Governments don’t reveal their deepest commitments in their manifestos or their speeches but in what they choose, when pressed, to defend. A government that responds to people acting on the conviction that arms sales to a state committing genocide are wrong, not by engaging with the claim but by imprisoning those who act on it, has revealed something crucial about its own relationship to the question of genocide. A government that responds to people acting on the conviction that fossil fuel infrastructure is incompatible with a liveable future, not by accelerating the transition but by jailing those who try to force one, has revealed something important about its own relationship to the question of liveable futures.
These revelations are among the most significant political facts produced by the pattern this report documents. They deserve more attention than they have received.
Toward a Reckoning
The report is a diagnostic document, pure and simple.
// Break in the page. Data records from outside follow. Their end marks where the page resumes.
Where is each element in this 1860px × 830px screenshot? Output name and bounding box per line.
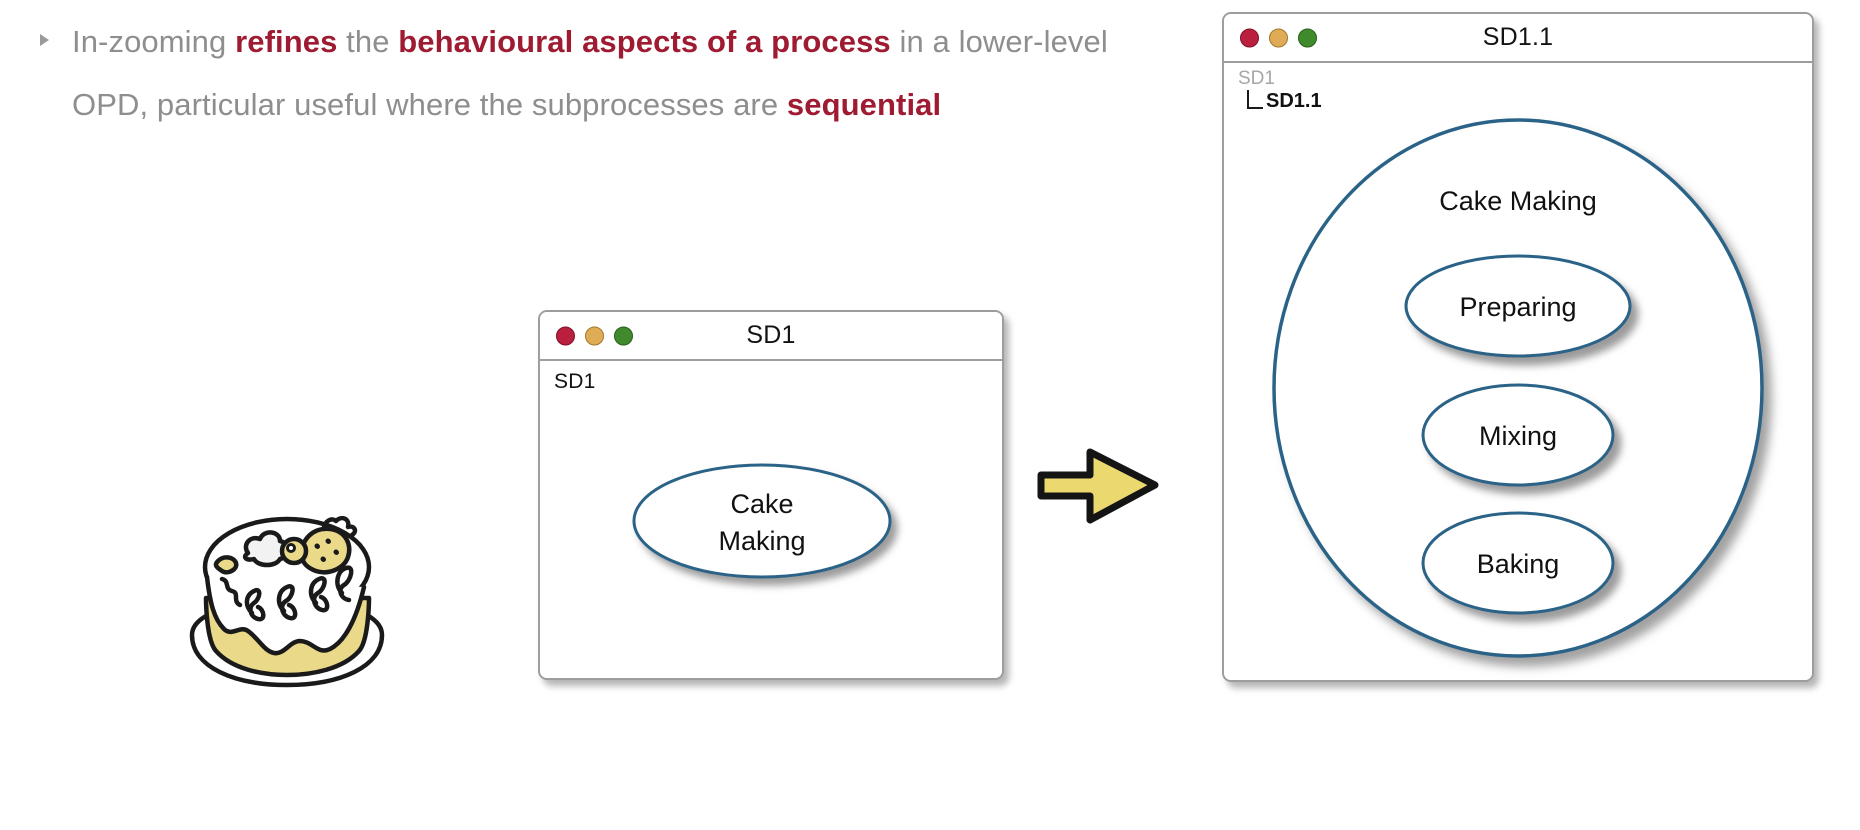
process-ellipse-cake-making[interactable] bbox=[634, 465, 890, 577]
opd-diagram-sd1-1: Cake Making Preparing Mixing Baking bbox=[1224, 63, 1812, 682]
process-label-line2: Making bbox=[718, 526, 805, 556]
canvas-sd1-1: SD1 SD1.1 Cake Making Preparing bbox=[1224, 63, 1812, 682]
titlebar-sd1-1[interactable]: SD1.1 bbox=[1224, 14, 1812, 63]
triangle-bullet-icon bbox=[40, 34, 49, 46]
subprocess-label-preparing: Preparing bbox=[1459, 292, 1576, 322]
crumb-left bbox=[216, 557, 236, 572]
canvas-sd1: SD1 Cake Making bbox=[540, 361, 1002, 680]
bullet-highlight-sequential: sequential bbox=[787, 87, 941, 122]
traffic-lights-sd1[interactable] bbox=[556, 326, 633, 345]
bullet-highlight-behavioural-aspects: behavioural aspects of a process bbox=[398, 24, 891, 59]
strawberry bbox=[302, 529, 349, 572]
bullet-text-segment: in a lower-level bbox=[891, 24, 1108, 59]
titlebar-sd1[interactable]: SD1 bbox=[540, 312, 1002, 361]
bullet-text-segment: OPD, particular useful where the subproc… bbox=[72, 87, 787, 122]
bullet-text-segment: In-zooming bbox=[72, 24, 235, 59]
bullet-text-segment: the bbox=[337, 24, 398, 59]
in-zoom-arrow bbox=[1035, 440, 1165, 535]
subprocess-label-mixing: Mixing bbox=[1479, 421, 1557, 451]
maximize-light-icon[interactable] bbox=[614, 326, 633, 345]
window-sd1[interactable]: SD1 SD1 Cake Making bbox=[538, 310, 1004, 680]
bullet-line-2: OPD, particular useful where the subproc… bbox=[72, 73, 1195, 136]
close-light-icon[interactable] bbox=[1240, 28, 1259, 47]
minimize-light-icon[interactable] bbox=[1269, 28, 1288, 47]
maximize-light-icon[interactable] bbox=[1298, 28, 1317, 47]
bullet-line-1: In-zooming refines the behavioural aspec… bbox=[72, 10, 1195, 73]
minimize-light-icon[interactable] bbox=[585, 326, 604, 345]
arrow-path bbox=[1041, 452, 1155, 520]
process-label-line1: Cake bbox=[730, 489, 793, 519]
bullet-highlight-refines: refines bbox=[235, 24, 337, 59]
bullet-block: In-zooming refines the behavioural aspec… bbox=[40, 10, 1195, 136]
traffic-lights-sd1-1[interactable] bbox=[1240, 28, 1317, 47]
cake-illustration bbox=[180, 495, 395, 700]
arrow-shape bbox=[1035, 440, 1165, 530]
close-light-icon[interactable] bbox=[556, 326, 575, 345]
cake-drawing bbox=[180, 495, 395, 695]
window-sd1-1[interactable]: SD1.1 SD1 SD1.1 Cake Making bbox=[1222, 12, 1814, 682]
berry-highlight bbox=[288, 545, 295, 552]
opd-diagram-sd1: Cake Making bbox=[540, 361, 1002, 680]
subprocess-label-baking: Baking bbox=[1477, 549, 1560, 579]
process-label-cake-making: Cake Making bbox=[1439, 186, 1597, 216]
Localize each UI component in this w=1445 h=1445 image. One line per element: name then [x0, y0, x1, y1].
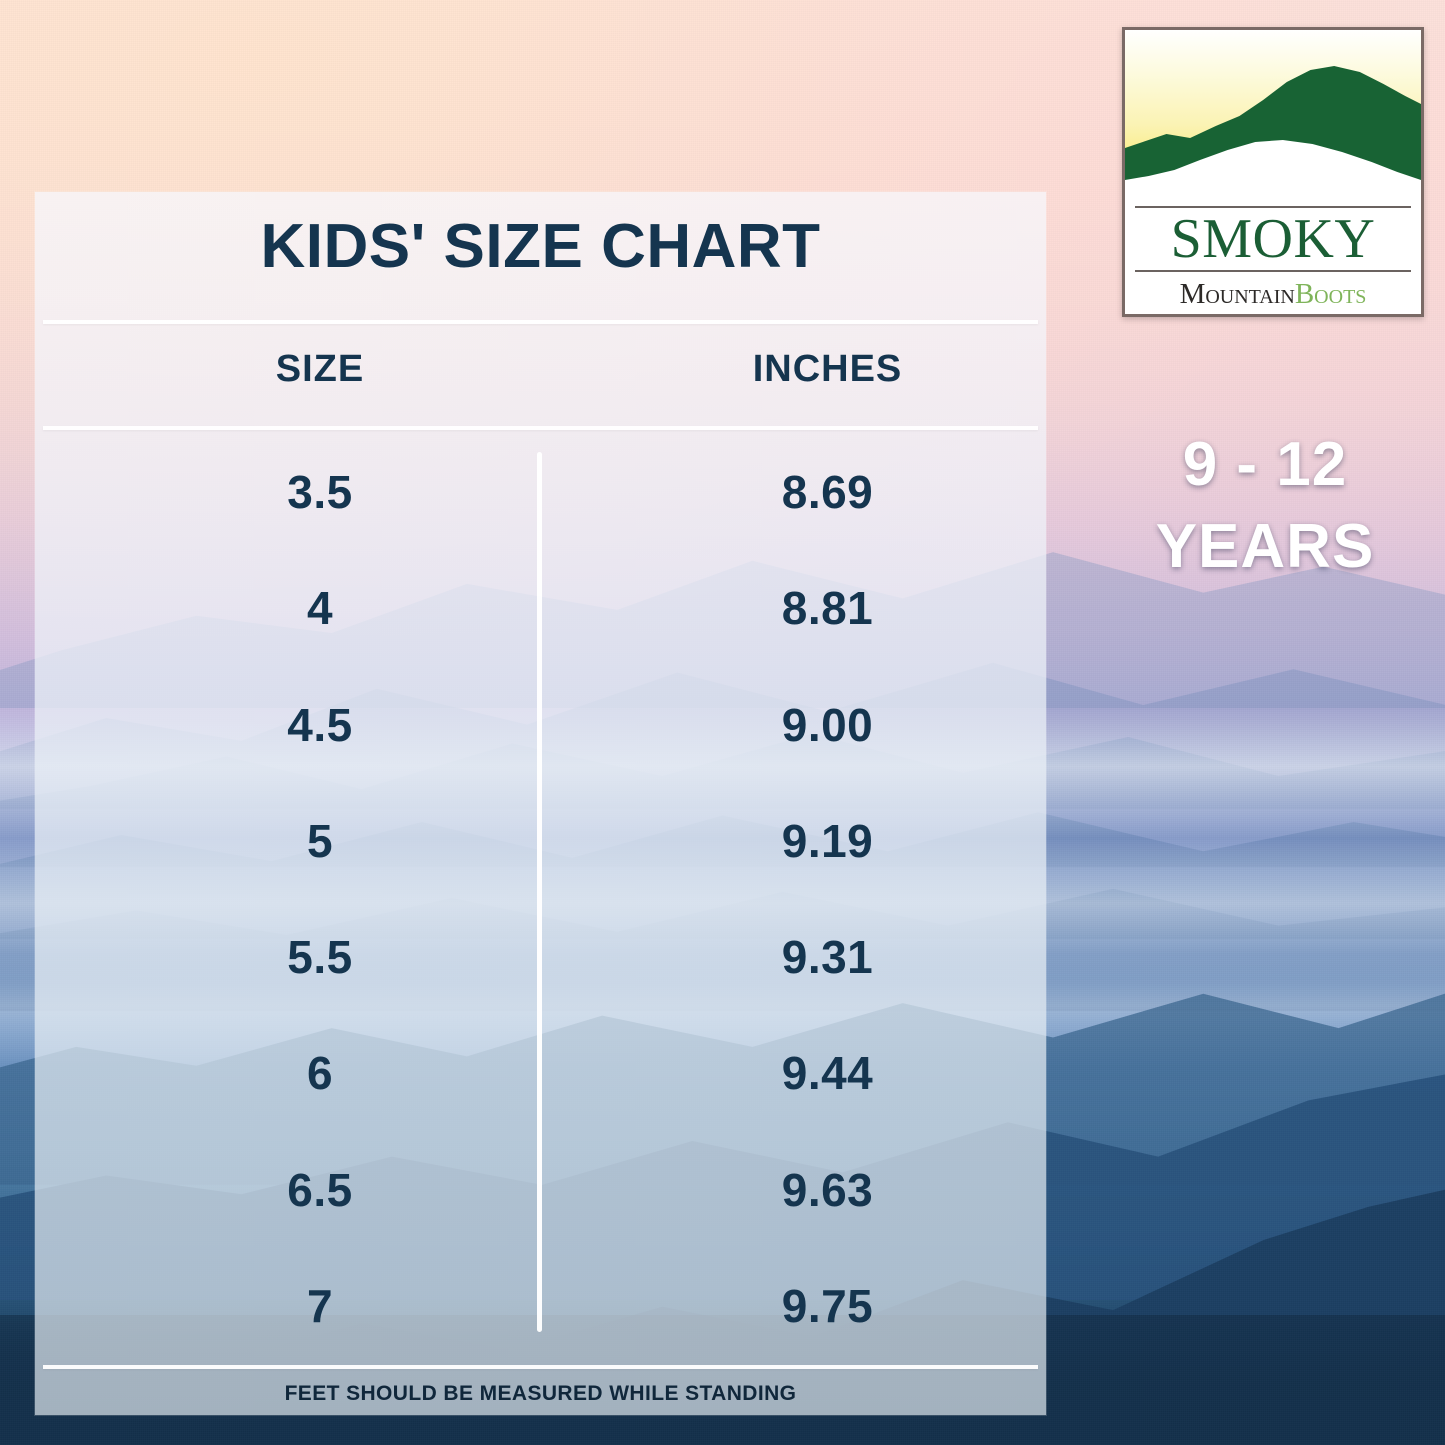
cell-size: 6	[135, 1046, 505, 1100]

And diagnosis is where it stops. It doesn’t prescribe remedies, and this essay will not overreach in that direction either. But the diagnostic findings have implications clear enough to state plainly.
A democracy that uses remand as pre-emptive punishment for political activists is not administering justice — it is exercising control. A democracy that allows private corporations to obtain civil injunctions that carry criminal penalties for breach, bypassing jury trial and the safeguards of criminal procedure, has allowed a transfer of coercive state power into private hands that ought to be deeply troubling across the political spectrum. A democracy that progressively removes legal defences in cases involving civil disobedience is contracting the space within which democratic deliberation occurs, insulating the law from the society it governs. A democracy that imprisons people for acting on majority views while those views go unaddressed by its elected representatives has a legitimacy problem it cannot resolve through procedural reassurance.
None of this is to conclude that Britain has ceased to be a democracy. Traditions run deep, British institutions retain genuine independence in many domains, and the fact that a Queen Mary University report documenting all of this can be published and discussed freely is itself evidence of the space that remains. But the direction is unmistakable and not an accident.
The two hundred and eighty-six people whose cases this report documents were not the enemies of democracy. They were, in most cases, acting on the conviction that the present course is lethal — for the planet, for a population under bombardment, for a civilisation that has consistently chosen the comfort of managed continuity over the disruption of sincere reckoning. The appropriate response to that conviction, in a democracy worthy of the name, is not prison. It is argument, engagement, and the serious institutional work of governing for the future rather than just administering the present.
That the response has instead been incarceration tells us more about the health of British democracy than any election result or parliamentary debate. It is worth reading with some care and considerably more urgency than the political mainstream has so far managed.